ANS: Thinking, feeling, and intentions can be either behaviors, like any other behavior, or they can be environmental events that influence behavior. Most psychologists view these internal concepts as causes of behavior. Thinking, feeling, and intentions make behaviors happen. Behavior analysts do not believe this. Watson, argued that these concepts do not even exist. His views of behaviorism are that what happens inside the organism is not open to scientific investigation. Skinner changed this view. He saw thinking, feeling, and intentions as just other types of behavior to be explored scientifically.
- Sigrid Glenn—Levels of selection
- NOVA Science—Epigenetics
- Ivan Pavlov—Classical conditioning
- John B. Watson—Little Albert experiments
- B.F. Skinner—Operant conditioning and free will
- B.F. Skinner—On education
- B.F. Skinner—It is possible to change the ways people treat each other
- B.F. Skinner—Behaviorism is a humanistic psychology
- Murray Sidman—The scientist/practitioner in behavior analysis
- A key to understanding behavior analysis is to separate behavior from environment. Behavior is what the organism does, while the environment consists of functional events in the world thatsurround behavior. For private events, the environment consists of hormones, neurotransmitters, DNA, and other chemicals responses that are part of the organism’sbiological system.

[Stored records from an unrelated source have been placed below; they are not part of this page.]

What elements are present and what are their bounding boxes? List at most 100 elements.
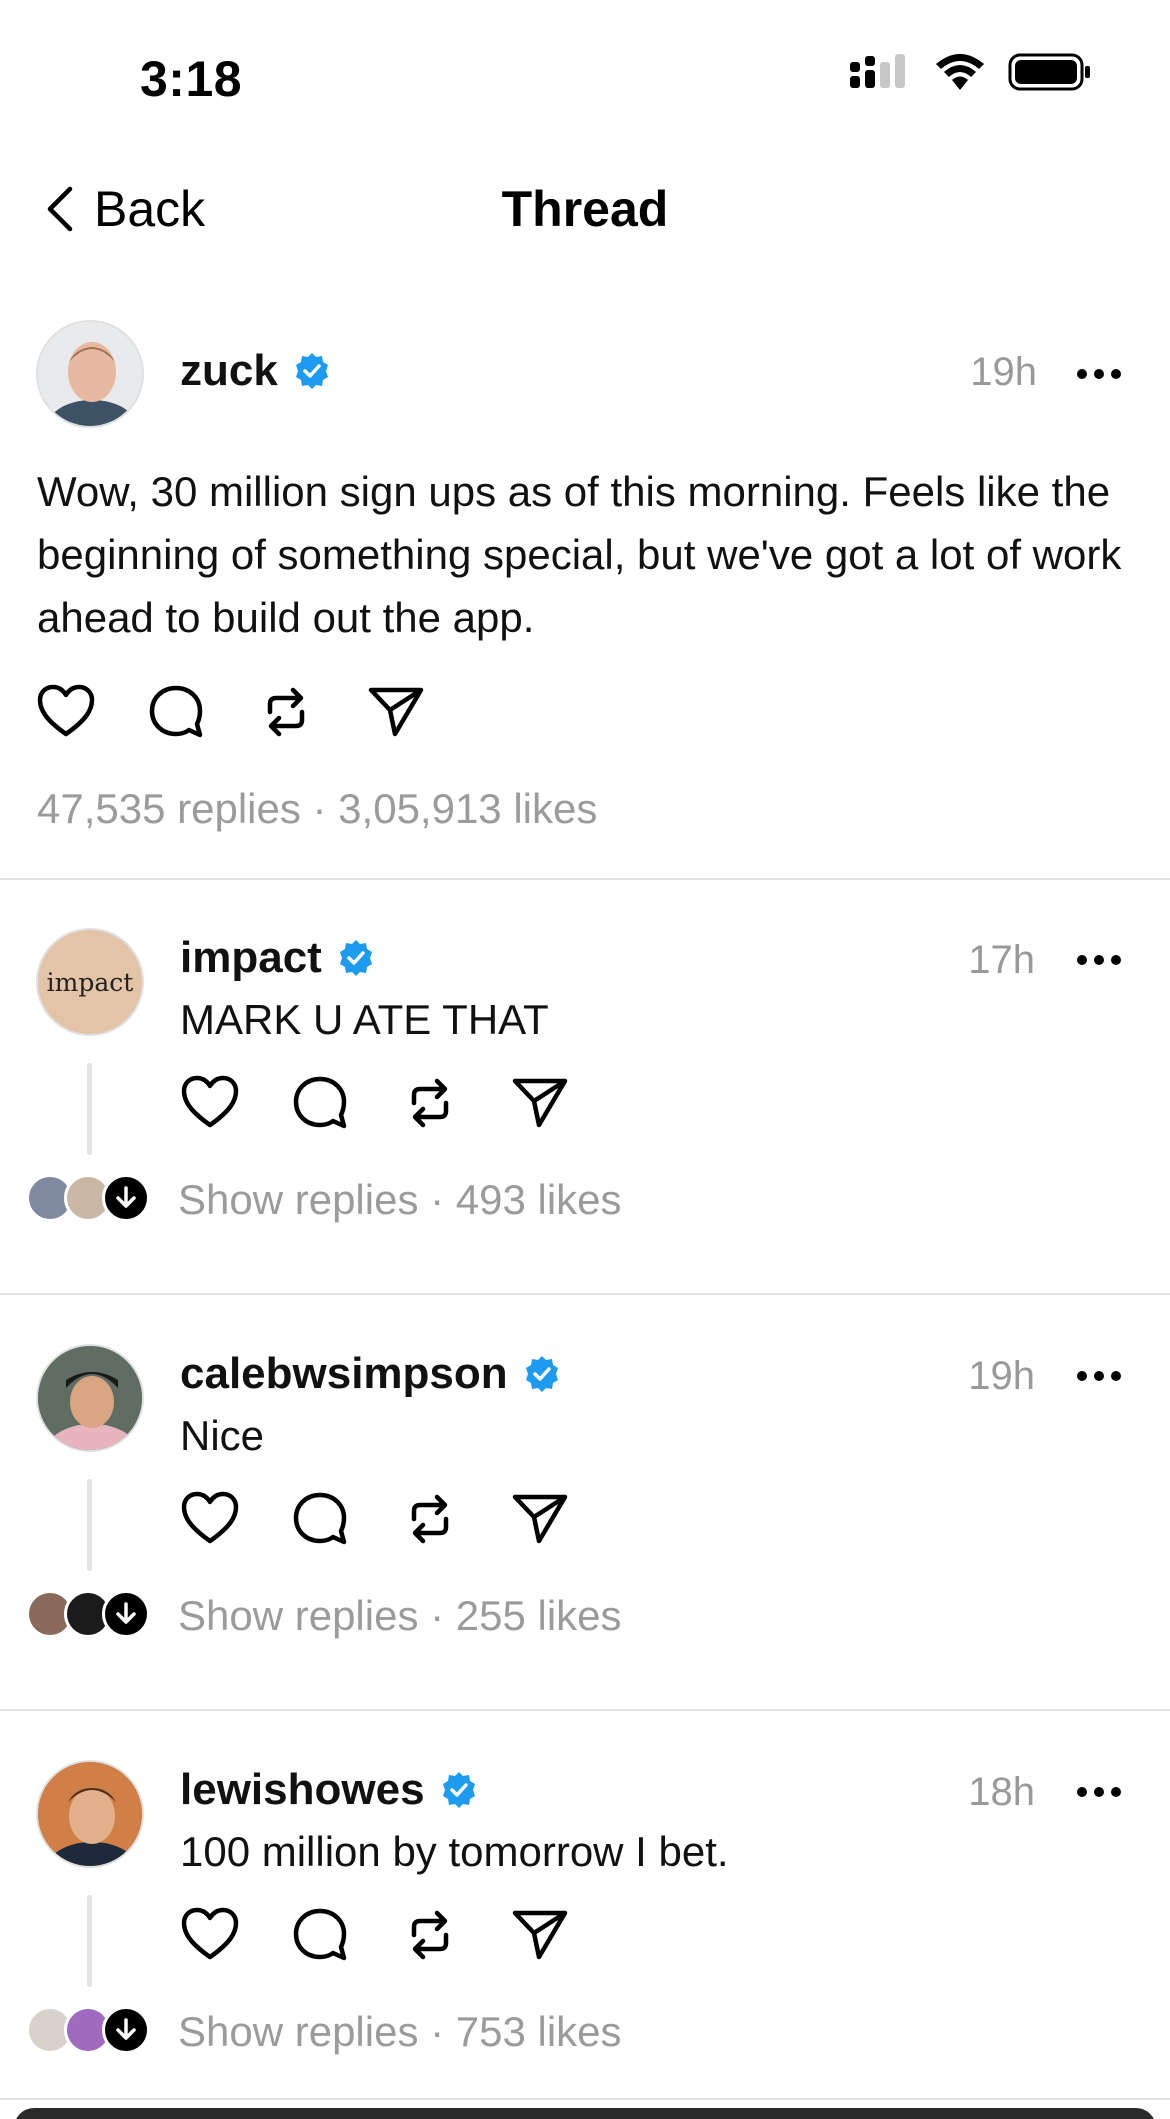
reply-avatars [26,2006,156,2056]
verified-badge-icon [339,940,372,976]
show-replies-link[interactable]: Show replies · 753 likes [178,2008,622,2056]
share-icon [512,1078,568,1128]
wifi-icon [936,54,984,90]
arrow-down-icon [116,2018,136,2040]
post-text: Wow, 30 million sign ups as of this morn… [37,468,1122,641]
nav-bar: Back Thread [0,160,1170,260]
reply-item: lewishowes 18h 100 million by tomorrow I… [0,1720,1170,2119]
bottom-sheet-edge [14,2108,1156,2119]
comment-icon [293,1492,347,1545]
battery-icon [1008,53,1090,91]
reply-actions [180,1073,570,1133]
repost-button[interactable] [400,1905,460,1965]
main-post: zuck 19h Wow, 30 million sign ups as of … [0,300,1170,880]
mini-avatar [102,1590,150,1638]
share-icon [368,687,424,737]
status-icons [850,52,1092,92]
arrow-down-icon [116,1186,136,1208]
post-actions [36,682,426,742]
divider [0,1709,1170,1711]
repost-button[interactable] [400,1489,460,1549]
more-icon[interactable] [1076,1782,1122,1802]
arrow-down-icon [116,1602,136,1624]
comment-icon [293,1076,347,1129]
reply-time: 18h [968,1770,1035,1814]
reply-item: calebwsimpson 19h Nice Show replies · 25… [0,1304,1170,1719]
heart-icon [181,1907,239,1960]
divider [0,2098,1170,2100]
like-button[interactable] [180,1073,240,1133]
share-button[interactable] [366,682,426,742]
author-row: impact [180,933,376,983]
reply-text: Nice [180,1412,265,1459]
repost-icon [411,1494,449,1544]
thread-line [87,1063,92,1155]
reply-username[interactable]: calebwsimpson [180,1349,508,1399]
author-row: zuck [180,346,332,396]
repost-icon [411,1078,449,1128]
repost-icon [411,1910,449,1960]
mini-avatar [102,2006,150,2054]
avatar[interactable] [36,1344,144,1452]
reply-actions [180,1905,570,1965]
author-row: lewishowes [180,1765,479,1815]
heart-icon [37,684,95,737]
repost-button[interactable] [400,1073,460,1133]
share-icon [512,1910,568,1960]
share-button[interactable] [510,1073,570,1133]
comment-button[interactable] [146,682,206,742]
show-replies-link[interactable]: Show replies · 493 likes [178,1176,622,1224]
avatar-image [38,322,142,426]
status-time: 3:18 [140,51,243,107]
author-row: calebwsimpson [180,1349,562,1399]
repost-icon [267,687,305,737]
like-button[interactable] [180,1905,240,1965]
share-icon [512,1494,568,1544]
more-icon[interactable] [1076,364,1122,384]
reply-text: MARK U ATE THAT [180,996,549,1043]
like-button[interactable] [36,682,96,742]
avatar-label: impact [46,967,134,997]
like-button[interactable] [180,1489,240,1549]
reply-username[interactable]: lewishowes [180,1765,425,1815]
avatar[interactable] [36,320,144,428]
heart-icon [181,1075,239,1128]
comment-button[interactable] [290,1905,350,1965]
share-button[interactable] [510,1905,570,1965]
show-replies-link[interactable]: Show replies · 255 likes [178,1592,622,1640]
verified-badge-icon [442,1772,475,1808]
more-icon[interactable] [1076,1366,1122,1386]
thread-line [87,1479,92,1571]
avatar-image [38,1762,142,1866]
reply-time: 19h [968,1354,1035,1398]
reply-time: 17h [968,938,1035,982]
reply-avatars [26,1590,156,1640]
post-time: 19h [970,350,1037,394]
heart-icon [181,1491,239,1544]
comment-icon [293,1908,347,1961]
comment-icon [149,685,203,738]
more-icon[interactable] [1076,950,1122,970]
divider [0,1293,1170,1295]
verified-badge-icon [295,353,328,389]
divider [0,878,1170,880]
comment-button[interactable] [290,1073,350,1133]
post-stats[interactable]: 47,535 replies · 3,05,913 likes [37,785,597,833]
avatar[interactable] [36,1760,144,1868]
reply-item: impact impact 17h MARK U ATE THAT Show r… [0,888,1170,1303]
author-username[interactable]: zuck [180,346,278,396]
reply-avatars [26,1174,156,1224]
status-bar: 3:18 [0,0,1170,150]
reply-text: 100 million by tomorrow I bet. [180,1828,729,1875]
signal-icon [850,54,905,88]
verified-badge-icon [525,1356,558,1392]
avatar-image [38,1346,142,1450]
repost-button[interactable] [256,682,316,742]
share-button[interactable] [510,1489,570,1549]
page-title: Thread [501,181,669,237]
mini-avatar [102,1174,150,1222]
reply-username[interactable]: impact [180,933,322,983]
comment-button[interactable] [290,1489,350,1549]
thread-line [87,1895,92,1987]
avatar[interactable]: impact [36,928,144,1036]
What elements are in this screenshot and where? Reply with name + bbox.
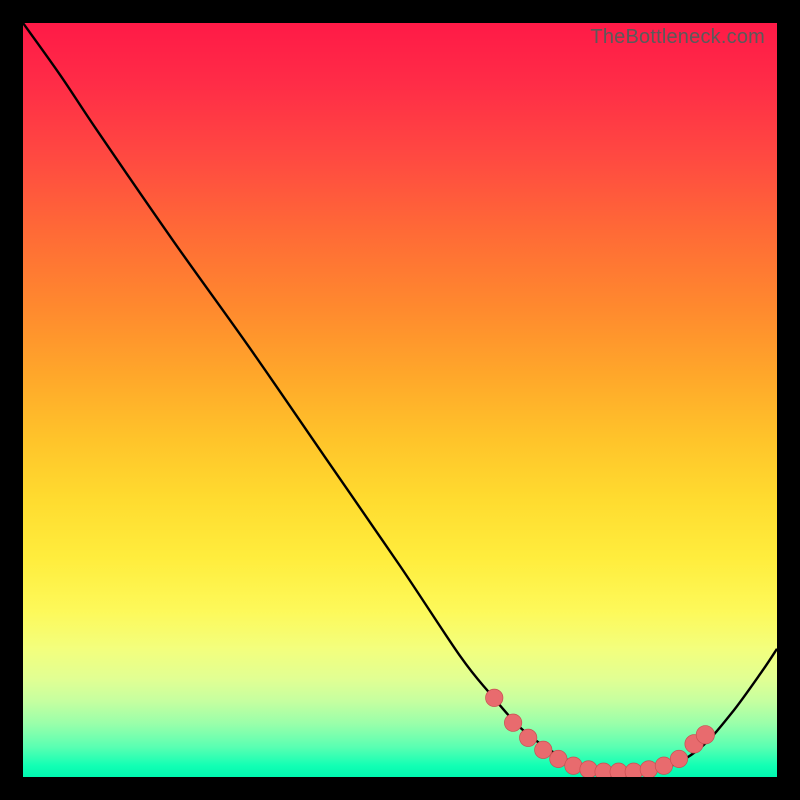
marker-dot (670, 750, 687, 767)
marker-dot (486, 689, 503, 706)
marker-dot (519, 729, 536, 746)
chart-svg (23, 23, 777, 777)
marker-dot (535, 741, 552, 758)
chart-stage: TheBottleneck.com (0, 0, 800, 800)
marker-dot (610, 763, 627, 777)
plot-area: TheBottleneck.com (23, 23, 777, 777)
marker-dot (640, 761, 657, 777)
marker-dot (580, 761, 597, 777)
marker-dot (565, 757, 582, 774)
watermark-label: TheBottleneck.com (590, 26, 765, 49)
marker-dot (595, 763, 612, 777)
curve-path (23, 23, 777, 772)
marker-dot (504, 714, 521, 731)
marker-dot (696, 726, 714, 744)
marker-group (486, 689, 715, 777)
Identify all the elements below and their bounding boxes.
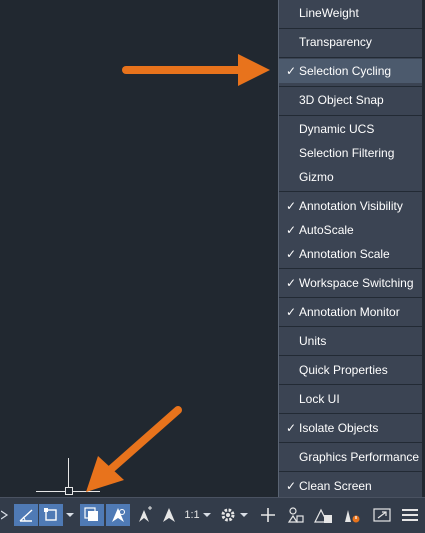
crosshair-pickbox <box>65 487 73 495</box>
ortho-icon[interactable] <box>14 504 38 526</box>
menu-item-clean-screen[interactable]: ✓ Clean Screen <box>279 474 422 498</box>
selection-cycling-icon[interactable] <box>80 504 104 526</box>
check-icon: ✓ <box>285 247 297 261</box>
menu-separator <box>279 191 422 192</box>
menu-item-annotation-scale[interactable]: ✓ Annotation Scale <box>279 242 422 266</box>
menu-separator <box>279 355 422 356</box>
menu-item-lineweight[interactable]: LineWeight <box>279 1 422 25</box>
annotation-scale-icon[interactable] <box>157 504 181 526</box>
menu-item-dynamic-ucs[interactable]: Dynamic UCS <box>279 117 422 141</box>
check-icon: ✓ <box>285 479 297 493</box>
check-icon: ✓ <box>285 421 297 435</box>
menu-item-3d-object-snap[interactable]: 3D Object Snap <box>279 88 422 112</box>
menu-item-isolate-objects[interactable]: ✓ Isolate Objects <box>279 416 422 440</box>
isolate-objects-icon[interactable] <box>370 504 394 526</box>
dropdown-icon[interactable] <box>64 504 76 526</box>
menu-separator <box>279 384 422 385</box>
callout-arrow-down-left <box>86 406 182 492</box>
menu-separator <box>279 268 422 269</box>
annotation-monitor-plus-icon[interactable] <box>257 504 279 526</box>
annotation-visibility-icon[interactable] <box>106 504 130 526</box>
menu-item-gizmo[interactable]: Gizmo <box>279 165 422 189</box>
menu-item-annotation-visibility[interactable]: ✓ Annotation Visibility <box>279 194 422 218</box>
check-icon: ✓ <box>285 305 297 319</box>
menu-separator <box>279 326 422 327</box>
status-bar-customization-menu: LineWeight Transparency ✓ Selection Cycl… <box>278 0 422 497</box>
customization-menu-icon[interactable] <box>398 504 422 526</box>
callout-arrow-right <box>122 54 270 86</box>
check-icon: ✓ <box>285 276 297 290</box>
check-icon: ✓ <box>285 223 297 237</box>
menu-item-selection-cycling[interactable]: ✓ Selection Cycling <box>279 59 422 83</box>
menu-separator <box>279 297 422 298</box>
annotation-scale-value: 1:1 <box>184 509 200 521</box>
menu-separator <box>279 86 422 87</box>
menu-item-graphics-performance[interactable]: Graphics Performance <box>279 445 422 469</box>
units-icon[interactable] <box>284 504 308 526</box>
menu-separator <box>279 471 422 472</box>
menu-item-autoscale[interactable]: ✓ AutoScale <box>279 218 422 242</box>
menu-separator <box>279 442 422 443</box>
check-icon: ✓ <box>285 64 297 78</box>
menu-item-workspace-switching[interactable]: ✓ Workspace Switching <box>279 271 422 295</box>
menu-separator <box>279 115 422 116</box>
scale-dropdown-icon <box>202 513 211 517</box>
dropdown-icon[interactable] <box>238 504 250 526</box>
quick-properties-icon[interactable] <box>312 504 336 526</box>
menu-separator <box>279 28 422 29</box>
menu-item-selection-filtering[interactable]: Selection Filtering <box>279 141 422 165</box>
menu-item-units[interactable]: Units <box>279 329 422 353</box>
workspace-gear-icon[interactable] <box>218 504 238 526</box>
object-snap-icon[interactable] <box>39 504 63 526</box>
menu-item-annotation-monitor[interactable]: ✓ Annotation Monitor <box>279 300 422 324</box>
menu-item-lock-ui[interactable]: Lock UI <box>279 387 422 411</box>
lock-ui-icon[interactable] <box>340 504 364 526</box>
isodraft-icon[interactable] <box>0 504 10 526</box>
menu-item-quick-properties[interactable]: Quick Properties <box>279 358 422 382</box>
scale-dropdown[interactable]: 1:1 <box>183 504 213 526</box>
menu-separator <box>279 413 422 414</box>
autoscale-icon[interactable] <box>132 504 156 526</box>
check-icon: ✓ <box>285 199 297 213</box>
status-bar: 1:1 <box>0 497 425 533</box>
menu-separator <box>279 57 422 58</box>
menu-item-transparency[interactable]: Transparency <box>279 30 422 54</box>
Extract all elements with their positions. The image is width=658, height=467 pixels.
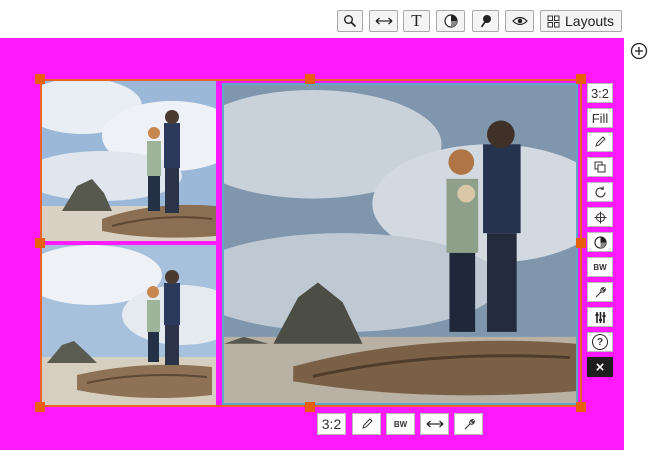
ratio-button[interactable]: 3:2 xyxy=(587,83,613,103)
pin-icon xyxy=(480,15,491,28)
search-icon xyxy=(344,15,357,28)
resize-handle[interactable] xyxy=(576,402,586,412)
adjust-button[interactable] xyxy=(587,282,613,302)
close-icon: × xyxy=(595,358,605,376)
crosshair-icon xyxy=(594,211,606,223)
filters-button[interactable] xyxy=(587,307,613,327)
help-icon: ? xyxy=(592,334,608,350)
rotate-icon xyxy=(594,185,606,197)
rotate-button[interactable] xyxy=(587,182,613,202)
pin-button[interactable] xyxy=(472,10,499,32)
photo-cell-top-left[interactable] xyxy=(42,81,216,241)
grid-icon xyxy=(547,15,560,27)
layouts-button[interactable]: Layouts xyxy=(540,10,622,32)
color-button[interactable] xyxy=(436,10,465,32)
stretch-button[interactable] xyxy=(420,413,449,435)
resize-handle[interactable] xyxy=(35,402,45,412)
color-button[interactable] xyxy=(587,232,613,252)
eye-icon xyxy=(511,16,528,26)
center-button[interactable] xyxy=(587,207,613,227)
close-button[interactable]: × xyxy=(587,357,613,377)
resize-handle[interactable] xyxy=(576,74,586,84)
color-wheel-icon xyxy=(593,235,607,249)
resize-handle[interactable] xyxy=(305,74,315,84)
fill-button[interactable]: Fill xyxy=(587,108,613,128)
wrench-icon xyxy=(464,418,475,430)
color-wheel-icon xyxy=(443,14,458,28)
wrench-icon xyxy=(595,286,606,298)
couple-beach-photo xyxy=(224,85,576,403)
pencil-icon xyxy=(361,418,373,429)
edit-button[interactable] xyxy=(352,413,381,435)
pencil-icon xyxy=(595,136,606,147)
sliders-icon xyxy=(595,311,605,323)
add-circle-icon[interactable] xyxy=(630,42,648,60)
resize-horizontal-icon xyxy=(426,420,443,428)
resize-handle[interactable] xyxy=(35,238,45,248)
photo-cell-bottom-left[interactable] xyxy=(42,245,216,405)
bw-button[interactable]: BW xyxy=(386,413,415,435)
bw-button[interactable]: BW xyxy=(587,257,613,277)
help-button[interactable]: ? xyxy=(587,332,613,352)
resize-handle[interactable] xyxy=(35,74,45,84)
adjust-button[interactable] xyxy=(454,413,483,435)
resize-horizontal-icon xyxy=(375,17,392,25)
stretch-button[interactable] xyxy=(369,10,398,32)
resize-handle[interactable] xyxy=(305,402,315,412)
duplicate-button[interactable] xyxy=(587,157,613,177)
text-icon: T xyxy=(411,11,422,30)
search-button[interactable] xyxy=(337,10,363,32)
photo-cell-right[interactable] xyxy=(222,83,578,405)
resize-handle[interactable] xyxy=(576,238,586,248)
edit-button[interactable] xyxy=(587,132,613,152)
duplicate-icon xyxy=(594,161,606,173)
couple-beach-photo xyxy=(42,245,216,405)
couple-beach-photo xyxy=(42,81,216,241)
ratio-button[interactable]: 3:2 xyxy=(317,413,346,435)
preview-button[interactable] xyxy=(505,10,534,32)
layouts-label: Layouts xyxy=(565,13,615,29)
text-button[interactable]: T xyxy=(403,10,430,32)
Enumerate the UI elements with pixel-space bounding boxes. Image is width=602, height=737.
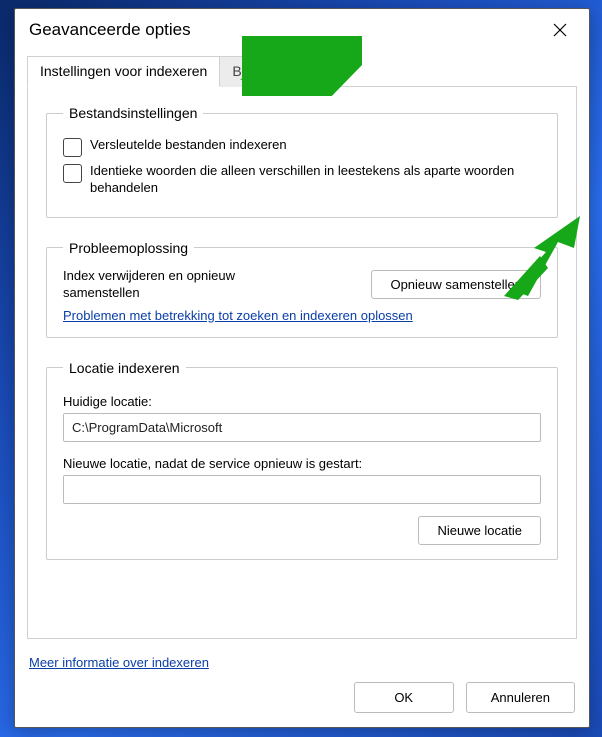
close-icon — [553, 23, 567, 37]
close-button[interactable] — [543, 17, 577, 43]
new-location-label: Nieuwe locatie, nadat de service opnieuw… — [63, 456, 541, 471]
group-file-settings: Bestandsinstellingen Versleutelde bestan… — [46, 105, 558, 218]
group-location: Locatie indexeren Huidige locatie: Nieuw… — [46, 360, 558, 560]
window-title: Geavanceerde opties — [29, 20, 191, 40]
checkbox-encrypted-label: Versleutelde bestanden indexeren — [90, 137, 287, 154]
checkbox-diacritic[interactable] — [63, 164, 82, 183]
new-location-input[interactable] — [63, 475, 541, 504]
checkbox-encrypted[interactable] — [63, 138, 82, 157]
group-troubleshoot-legend: Probleemoplossing — [63, 240, 194, 256]
rebuild-label: Index verwijderen en opnieuw samenstelle… — [63, 268, 293, 302]
dialog-buttons: OK Annuleren — [15, 682, 589, 727]
rebuild-button[interactable]: Opnieuw samenstellen — [371, 270, 541, 299]
current-location-input[interactable] — [63, 413, 541, 442]
rebuild-row: Index verwijderen en opnieuw samenstelle… — [63, 268, 541, 302]
troubleshoot-link[interactable]: Problemen met betrekking tot zoeken en i… — [63, 308, 413, 323]
dialog-window: Geavanceerde opties Instellingen voor in… — [14, 8, 590, 728]
checkbox-row-diacritic[interactable]: Identieke woorden die alleen verschillen… — [63, 163, 541, 197]
tab-content: Bestandsinstellingen Versleutelde bestan… — [27, 87, 577, 639]
cancel-button[interactable]: Annuleren — [466, 682, 575, 713]
titlebar: Geavanceerde opties — [15, 9, 589, 49]
tab-indexing-settings[interactable]: Instellingen voor indexeren — [27, 56, 220, 87]
current-location-label: Huidige locatie: — [63, 394, 541, 409]
checkbox-row-encrypted[interactable]: Versleutelde bestanden indexeren — [63, 137, 541, 157]
footer: Meer informatie over indexeren — [15, 647, 589, 682]
group-troubleshoot: Probleemoplossing Index verwijderen en o… — [46, 240, 558, 338]
ok-button[interactable]: OK — [354, 682, 454, 713]
group-location-legend: Locatie indexeren — [63, 360, 186, 376]
new-location-button[interactable]: Nieuwe locatie — [418, 516, 541, 545]
more-info-link[interactable]: Meer informatie over indexeren — [29, 655, 209, 670]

- As you study this chapter, pay particular attention to the terms respondent and operant; these terms are used to describe both types of behavior and types of learning.
- Throughout this text, you can organize your understanding of behavior around Skinner’s three levels of selection: natural selection, selection of operant behavior, and cultural selection.
- Epigenetics—a branch of biology concerned with heritable, functional changes to the genome that do not involve alterations of the gene itself—is a theme throughout the text as it highlights the interplay between experience and the genetic expression.
- Rather than viewing thinking and feeling as causes of behavior, behavior analysts view thinking and feelings as behaviors that are influenced by the environment, same as any other behavior.